Anyway, I'm back to waiting for a response.

a LAΤΕΧ with an chi, sir; not latex with an x

Tuesday, 1 September 2009

Large parts of Sunday and of Monday were given-over to producing a LAΤΕΧ version of my paper on incomplete preferences. Some part of to-day will be spent trying to complete that conversion.

Each of the two journals suggested by the advising editor who last rejected my paper requires submissions to be either LAΤΕΧ or in the form of a Microsoft Word file with formulæ encoded for its equation editor.

The original is an ODT, whose equations are encoded for the OpenOffice formula editor. The OpenOffice software can export a Word .DOC, but the formula would be rendered as text (rather than for the equation editor), and pretty badly at that. I used Writer2LaTeX, a plug-in for OpenOffice, to create a first-pass version of LAΤΕΧ source for my paper. A great deal of formatting went by the way-side, but the formulæ themselves seem to have come through the process mostly intact. The worst glitch so far was that U+2280 () was translated to \nsucc (). (I've contacted the developer.)

I've nested the formulæ within more appropriate mark-up, and wrestled the rest of the mark-up of the paper into pretty good shape. The most glaring problems that I have right now are with the formulæ; those angle-brackets that should be rendered quite large are not, and some of the formulæ are simply too wide. And I still need to walk through the paper to make sure that my copying-and-pasting didn't go south anywhere.

This conversion of my paper represents the first time that I have worked much with LAΤΕΧ beyond creäting bald formulæ.

When I first started doing word-processing of more than plain-text files, LAΤΕΧ itself didn't yet exist, the ΤΕΧ system (on which LAΤΕΧ is founded) was still quite new, and I had personal connections to AT&T, such that I learned and used an older system, troff, which had been developed at AT&T (to justify the development of Unix).

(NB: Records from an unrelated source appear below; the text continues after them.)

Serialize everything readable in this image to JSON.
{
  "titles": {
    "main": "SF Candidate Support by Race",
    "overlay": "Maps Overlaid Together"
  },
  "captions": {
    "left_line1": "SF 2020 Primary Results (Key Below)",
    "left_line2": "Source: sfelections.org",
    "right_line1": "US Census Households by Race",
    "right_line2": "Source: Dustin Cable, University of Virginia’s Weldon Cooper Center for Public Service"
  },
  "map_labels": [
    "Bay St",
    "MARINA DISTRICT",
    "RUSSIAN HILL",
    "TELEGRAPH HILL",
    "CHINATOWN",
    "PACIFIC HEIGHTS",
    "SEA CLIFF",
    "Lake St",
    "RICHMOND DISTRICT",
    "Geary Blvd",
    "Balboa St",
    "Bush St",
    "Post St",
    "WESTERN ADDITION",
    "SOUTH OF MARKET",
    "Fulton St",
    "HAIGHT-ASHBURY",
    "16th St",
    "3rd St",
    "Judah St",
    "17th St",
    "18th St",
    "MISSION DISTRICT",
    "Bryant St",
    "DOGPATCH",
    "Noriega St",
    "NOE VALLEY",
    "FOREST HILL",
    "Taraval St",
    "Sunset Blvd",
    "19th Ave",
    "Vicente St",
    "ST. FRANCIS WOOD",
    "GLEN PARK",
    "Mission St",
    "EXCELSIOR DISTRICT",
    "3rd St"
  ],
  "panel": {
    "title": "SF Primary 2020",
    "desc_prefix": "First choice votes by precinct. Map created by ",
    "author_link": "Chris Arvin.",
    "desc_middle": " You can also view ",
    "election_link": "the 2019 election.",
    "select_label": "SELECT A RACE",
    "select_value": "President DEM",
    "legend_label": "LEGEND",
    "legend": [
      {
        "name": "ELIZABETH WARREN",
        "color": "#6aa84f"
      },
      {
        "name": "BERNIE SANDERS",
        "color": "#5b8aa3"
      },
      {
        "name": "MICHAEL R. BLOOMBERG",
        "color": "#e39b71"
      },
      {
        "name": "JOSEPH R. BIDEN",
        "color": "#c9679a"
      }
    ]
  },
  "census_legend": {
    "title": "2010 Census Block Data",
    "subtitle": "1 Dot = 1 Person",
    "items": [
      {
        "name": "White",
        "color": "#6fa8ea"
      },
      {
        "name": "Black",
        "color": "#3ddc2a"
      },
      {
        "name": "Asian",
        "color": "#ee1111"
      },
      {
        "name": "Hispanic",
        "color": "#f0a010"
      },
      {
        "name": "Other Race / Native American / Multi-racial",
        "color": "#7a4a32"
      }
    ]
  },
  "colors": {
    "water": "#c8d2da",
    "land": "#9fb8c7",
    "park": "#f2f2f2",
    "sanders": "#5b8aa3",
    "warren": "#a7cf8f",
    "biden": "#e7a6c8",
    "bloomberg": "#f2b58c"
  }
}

I had (and somewhere still have) a porting of troff to MS-DOS, could get pretty much any desired result with it (unlike most troff users, I knew its mark-up pretty thoroughly, and didn't rely on macros other than those that I'd written myself), and saw little reason to learn ΤΕΧ or LAΤΕΧ. When I did migrate from troff, it was to WYSIWYG programs.[1]

[1] There was an attempt, called Scientific Word, at something like a WYSIWYG interface for LAΤΕΧ; but, at the time that I investigated Scientific Word, it was ghastly. Its installation routine took hours, and, if the system already had a lot of installed fonts, would fail at the very end, in a way that its own programmers could not diagnose. And, if successfully installed, Scientific Word wouldn't produce decent LAΤΕΧ source anyway.